Ngata routinely takes on double teams up front, and has 26 tackles and 1.5 sacks this year.
"Every single play you're going to get doubled-teamed as a nose guard, but Haloti can handle it, and he's playing well," Head Coach John Harbaugh said. "And I think Haloti can be even more dominant. I would consider him a dominant player.
"I want him to be a game-wrecker in there every single play."
Ngata has shown flashes of that game-wrecking ability, but he has not been able to consistently disrupt plays in the backfield the way he has in previous seasons.
According to the statistical analysis website Pro Football Focus, Ngata ranks as the 26th best defensive tackle/nose tackle in the NFL this season. Ngata ranked 14th in the same category in 2011 and fourth in 2010. Last year Ngata played more defensive end, and he ranked as the NFL's 11th best defensive end, according to PFF.
Ngata is one of the Ravens' leaders and highest-paid players (reportedly carries an $11.5 million cap hit), and he has to balance the responsibility of being one of the team's best players, while also simply playing his role within the defense.

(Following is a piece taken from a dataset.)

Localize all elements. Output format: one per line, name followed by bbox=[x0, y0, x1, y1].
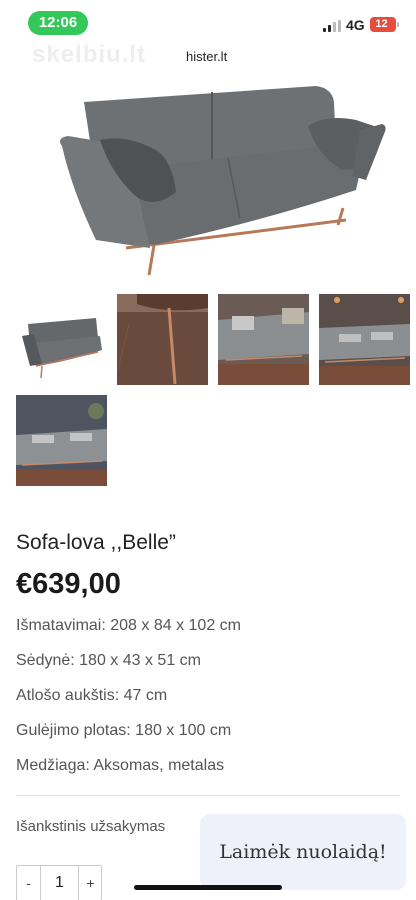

"That can also be a trap, because you don't want to do too much to where you're doing two jobs instead of trying to do your own job," Ngata said. "I just try to be more dominant in my position instead of trying to do too much."
This offseason the Ravens decided to build around Ngata on their front. They signed veterans Chris Canty and Marcus Spears (who has since been released), and also drafted Brandon Williams in the third round. The additions allowed Ngata to play more inside at nose tackle than he has done in recent years, where he has admittedly felt more comfortable.
The Ravens have also used a steady rotation of defensive linemen this season to help keep Ngata fresh and avoid the injuries that have plagued him in the past. He has dealt with an elbow injury this season, but has not missed any games.
"It's been good so far," Ngata said. "I feel better in the fourth quarter than I did last year, just because playing end I think tires me out more than being inside. So, I definitely feel stronger in the fourth quarter."
As an interior defensive lineman, Ngata does not get much glory in the trenches. Ngata has never been a player to generate impressive numbers or high sack totals – his career high is 5.5 sacks in a season – and his role is often to occupy blockers and free up linebackers to make tackles.
That role fits Ngata's soft spoken demeanor, but he also understands that the Ravens likely need a big second half from him to get their season back on track.
"I don't like all of the attention, but if I have to be [in the spotlight], then I will be," he said. "Being a nose guard, I love playing football and whatever they need me to do to try to win games, that's what I'll do."